Refleksi 27 Tahun Reformasi: Antara Harapan dan Realitas yang Terkikis

Dua puluh tujuh tahun setelah Reformasi 1998, Indonesia berada di persimpangan jalan, menimbang warisan masa lalu dan arah masa depan. Perjalanan panjang ini memunculkan berbagai interpretasi, seperti yang terungkap dalam diskusi mendalam di berbagai platform. Ada yang melihat Reformasi sebagai katalisator perubahan positif, sementara yang lain merasa semangatnya telah memudar, tergerus oleh dinamika politik dan ekonomi yang kompleks.

Reformasi membuka pintu bagi transformasi signifikan dalam struktur pemerintahan dan kehidupan sosial. Ace Hasan Sjadzili, seorang aktivis 1998 yang kini menjabat sebagai Gubernur Lemhannas, adalah bukti nyata. Sebuah posisi yang dulunya didominasi oleh tokoh militer, kini dipegang oleh seorang sipil. Perubahan UUD 1945 melalui empat amandemen telah mengembalikan kedaulatan rakyat, memperkenalkan pemilihan presiden langsung, Mahkamah Konstitusi, dan lembaga demokrasi lainnya. Kekuasaan yang dulu terpusat kini terdistribusi, otonomi daerah diperkuat, dan masa jabatan presiden dibatasi.

Namun, di sisi lain, bayang-bayang kekecewaan menghantui. Savic Ali, seorang demonstran 1998, merasakan bahwa semangat keadilan ekonomi yang dulu membara kini redup di kalangan elite politik. Usman Hamid, Direktur Eksekutif Amnesti Internasional dan saksi mata tragedi Trisakti, masih menanti keadilan bagi korban pelanggaran HAM masa lalu. Penolakan terhadap terjadinya pelanggaran HAM berat di masa lalu oleh pemerintahan saat ini menjadi pukulan telak bagi keluarga korban yang merindukan pengakuan dan pertanggungjawaban.

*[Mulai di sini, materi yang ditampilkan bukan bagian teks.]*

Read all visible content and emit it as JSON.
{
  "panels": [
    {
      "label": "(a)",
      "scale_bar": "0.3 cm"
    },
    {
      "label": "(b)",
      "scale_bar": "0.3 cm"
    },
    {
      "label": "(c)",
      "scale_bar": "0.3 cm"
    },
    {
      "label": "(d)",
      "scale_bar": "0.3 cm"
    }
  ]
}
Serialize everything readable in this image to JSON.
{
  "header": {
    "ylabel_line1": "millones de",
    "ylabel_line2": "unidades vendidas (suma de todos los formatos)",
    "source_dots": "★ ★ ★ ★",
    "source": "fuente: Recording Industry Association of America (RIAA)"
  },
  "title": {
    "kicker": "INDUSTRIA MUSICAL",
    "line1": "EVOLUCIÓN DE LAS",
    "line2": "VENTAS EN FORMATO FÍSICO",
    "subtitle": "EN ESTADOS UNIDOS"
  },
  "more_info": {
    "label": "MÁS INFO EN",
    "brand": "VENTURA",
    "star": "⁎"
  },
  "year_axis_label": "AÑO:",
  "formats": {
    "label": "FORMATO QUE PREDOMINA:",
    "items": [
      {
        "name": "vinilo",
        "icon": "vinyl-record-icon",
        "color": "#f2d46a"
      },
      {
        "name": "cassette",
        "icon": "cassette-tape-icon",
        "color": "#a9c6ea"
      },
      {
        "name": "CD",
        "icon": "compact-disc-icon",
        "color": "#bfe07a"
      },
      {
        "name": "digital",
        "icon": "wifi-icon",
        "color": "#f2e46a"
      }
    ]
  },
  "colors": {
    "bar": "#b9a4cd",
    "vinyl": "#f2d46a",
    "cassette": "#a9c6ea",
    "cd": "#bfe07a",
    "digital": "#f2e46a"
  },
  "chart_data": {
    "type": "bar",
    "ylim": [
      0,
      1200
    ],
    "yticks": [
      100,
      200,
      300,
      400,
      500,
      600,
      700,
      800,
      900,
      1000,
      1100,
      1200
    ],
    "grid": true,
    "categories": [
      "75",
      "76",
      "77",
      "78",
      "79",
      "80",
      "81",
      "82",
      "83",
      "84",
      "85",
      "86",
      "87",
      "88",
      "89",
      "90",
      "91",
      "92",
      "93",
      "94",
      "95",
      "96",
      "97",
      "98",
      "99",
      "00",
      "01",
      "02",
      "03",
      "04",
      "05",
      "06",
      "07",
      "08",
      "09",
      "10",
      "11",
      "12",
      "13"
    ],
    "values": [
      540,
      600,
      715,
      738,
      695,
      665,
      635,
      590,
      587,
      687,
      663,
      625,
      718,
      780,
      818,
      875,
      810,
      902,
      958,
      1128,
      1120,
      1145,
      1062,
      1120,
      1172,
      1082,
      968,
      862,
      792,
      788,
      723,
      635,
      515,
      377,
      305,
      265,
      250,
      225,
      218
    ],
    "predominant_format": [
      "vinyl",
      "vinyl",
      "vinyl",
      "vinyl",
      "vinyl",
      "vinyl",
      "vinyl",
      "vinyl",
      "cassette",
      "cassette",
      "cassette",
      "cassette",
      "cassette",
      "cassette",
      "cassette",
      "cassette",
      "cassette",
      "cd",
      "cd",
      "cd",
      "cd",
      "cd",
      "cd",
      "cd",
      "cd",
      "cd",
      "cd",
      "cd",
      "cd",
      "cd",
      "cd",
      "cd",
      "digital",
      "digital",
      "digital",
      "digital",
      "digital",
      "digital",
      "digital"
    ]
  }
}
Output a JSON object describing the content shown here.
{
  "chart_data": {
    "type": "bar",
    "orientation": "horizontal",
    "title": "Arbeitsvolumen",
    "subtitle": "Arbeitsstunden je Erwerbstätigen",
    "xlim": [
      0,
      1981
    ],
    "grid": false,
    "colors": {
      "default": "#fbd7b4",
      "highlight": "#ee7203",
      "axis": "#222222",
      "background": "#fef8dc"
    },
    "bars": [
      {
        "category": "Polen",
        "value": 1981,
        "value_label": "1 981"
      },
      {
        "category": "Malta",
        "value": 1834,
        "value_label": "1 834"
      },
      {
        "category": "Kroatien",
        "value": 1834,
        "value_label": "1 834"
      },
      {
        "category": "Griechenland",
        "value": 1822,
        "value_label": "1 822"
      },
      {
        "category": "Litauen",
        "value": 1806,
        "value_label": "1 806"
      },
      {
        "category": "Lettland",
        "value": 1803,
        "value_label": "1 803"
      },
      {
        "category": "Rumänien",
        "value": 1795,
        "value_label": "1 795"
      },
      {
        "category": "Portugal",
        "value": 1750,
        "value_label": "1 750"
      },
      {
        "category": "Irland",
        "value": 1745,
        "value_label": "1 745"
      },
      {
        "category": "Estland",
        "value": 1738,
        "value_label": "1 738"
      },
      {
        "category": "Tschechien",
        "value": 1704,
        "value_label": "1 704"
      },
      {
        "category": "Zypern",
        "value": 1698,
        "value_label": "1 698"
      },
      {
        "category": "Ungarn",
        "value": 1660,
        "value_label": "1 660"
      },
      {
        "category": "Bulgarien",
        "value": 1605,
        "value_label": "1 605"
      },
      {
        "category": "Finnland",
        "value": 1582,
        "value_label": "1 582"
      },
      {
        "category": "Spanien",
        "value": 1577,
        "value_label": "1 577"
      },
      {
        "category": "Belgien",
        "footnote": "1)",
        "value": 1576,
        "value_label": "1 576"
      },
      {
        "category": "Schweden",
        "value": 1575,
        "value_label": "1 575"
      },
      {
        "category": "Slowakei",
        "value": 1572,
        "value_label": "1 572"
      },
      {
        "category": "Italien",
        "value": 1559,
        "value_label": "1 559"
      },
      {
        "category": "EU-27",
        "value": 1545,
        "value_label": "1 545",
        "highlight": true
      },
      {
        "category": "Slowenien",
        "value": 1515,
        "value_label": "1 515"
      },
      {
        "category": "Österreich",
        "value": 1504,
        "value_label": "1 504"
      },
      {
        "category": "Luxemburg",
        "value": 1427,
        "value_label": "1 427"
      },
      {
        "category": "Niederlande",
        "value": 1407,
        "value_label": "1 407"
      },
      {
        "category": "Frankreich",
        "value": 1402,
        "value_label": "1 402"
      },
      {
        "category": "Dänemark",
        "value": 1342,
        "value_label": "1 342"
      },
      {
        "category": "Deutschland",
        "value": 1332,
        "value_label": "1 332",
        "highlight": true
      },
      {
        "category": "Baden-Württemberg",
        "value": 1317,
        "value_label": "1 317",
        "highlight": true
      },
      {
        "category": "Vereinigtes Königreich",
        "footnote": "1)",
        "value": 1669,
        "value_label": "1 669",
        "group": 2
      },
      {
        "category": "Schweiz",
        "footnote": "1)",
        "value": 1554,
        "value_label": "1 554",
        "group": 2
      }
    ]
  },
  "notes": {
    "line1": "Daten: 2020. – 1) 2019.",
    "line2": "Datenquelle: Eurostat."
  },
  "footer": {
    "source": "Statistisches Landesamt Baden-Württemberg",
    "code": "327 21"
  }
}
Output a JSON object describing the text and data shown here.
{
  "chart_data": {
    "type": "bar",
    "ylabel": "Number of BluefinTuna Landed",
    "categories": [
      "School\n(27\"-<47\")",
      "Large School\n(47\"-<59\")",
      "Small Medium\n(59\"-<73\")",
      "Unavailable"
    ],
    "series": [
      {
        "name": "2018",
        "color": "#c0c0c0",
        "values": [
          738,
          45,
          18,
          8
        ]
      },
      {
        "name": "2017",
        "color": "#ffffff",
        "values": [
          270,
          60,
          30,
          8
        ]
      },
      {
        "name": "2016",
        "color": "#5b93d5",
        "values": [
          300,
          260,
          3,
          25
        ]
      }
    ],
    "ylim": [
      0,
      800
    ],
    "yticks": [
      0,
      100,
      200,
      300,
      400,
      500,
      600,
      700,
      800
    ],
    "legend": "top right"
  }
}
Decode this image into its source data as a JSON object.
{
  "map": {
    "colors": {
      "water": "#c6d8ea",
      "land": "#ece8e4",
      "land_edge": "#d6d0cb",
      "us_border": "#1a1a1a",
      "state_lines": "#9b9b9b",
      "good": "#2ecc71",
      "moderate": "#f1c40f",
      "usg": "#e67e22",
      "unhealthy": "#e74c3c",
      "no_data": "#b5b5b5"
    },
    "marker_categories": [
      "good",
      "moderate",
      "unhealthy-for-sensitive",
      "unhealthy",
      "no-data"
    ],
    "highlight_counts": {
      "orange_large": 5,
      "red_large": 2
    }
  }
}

Bivitri Susanti dari Sekolah Tinggi Hukum Jentera mengingatkan bahwa Reformasi bukan hanya tentang perubahan institusional, tetapi juga substansial. Enam tuntutan Reformasi, termasuk pengadilan terhadap Soeharto dan pemberantasan KKN, masih jauh dari terpenuhi. Sukidi Mulyadi, seorang intelektual, bahkan berpendapat bahwa api Reformasi telah padam, digantikan oleh kembalinya kecenderungan otoritarianisme.

Konsep the weaponized state, yang dipopulerkan oleh Prof Steven Levitsky, menggambarkan bagaimana hukum digunakan sebagai senjata politik untuk melanggengkan kekuasaan. Legislatif yang seharusnya menjadi saluran aspirasi rakyat kini terbungkam oleh koalisi super mayoritas, tunduk pada kehendak penguasa. Sementara Ibu Sumarsih, simbol perjuangan Aksi Kamisan, terus berdiri teguh di depan Istana, menuntut keadilan bagi putranya yang menjadi korban penembakan.

Fenomena competitive authoritarian, di mana demokrasi hanya menjadi kemasan untuk menutupi praktik otoriter, semakin mengkhawatirkan. Kebebasan berpendapat terancam, narasumber media memilih diam karena takut intimidasi. Ironi Reformasi adalah demokrasi yang berubah menjadi arena transaksi, nepotisme yang dipertontonkan, dan kekuasaan yang diwariskan. Perjuangan saat ini adalah menyelamatkan Reformasi dengan membatasi kekuasaan, menagih akuntabilitas lembaga negara, dan membangun gerakan sipil independen.

Berikut adalah daftar tuntutan reformasi yang belum terpenuhi:

  • Adili Soeharto
  • Otonomi daerah yang sesungguhnya
  • Pemberantasan Korupsi, Kolusi, dan Nepotisme (KKN)
  • Penyelesaian kasus pelanggaran HAM berat masa lalu

Jurnalisme juga memegang peran penting sebagai "danyang" untuk menjaga akal sehat dan keberanian rakyat dalam mengawal masa depan.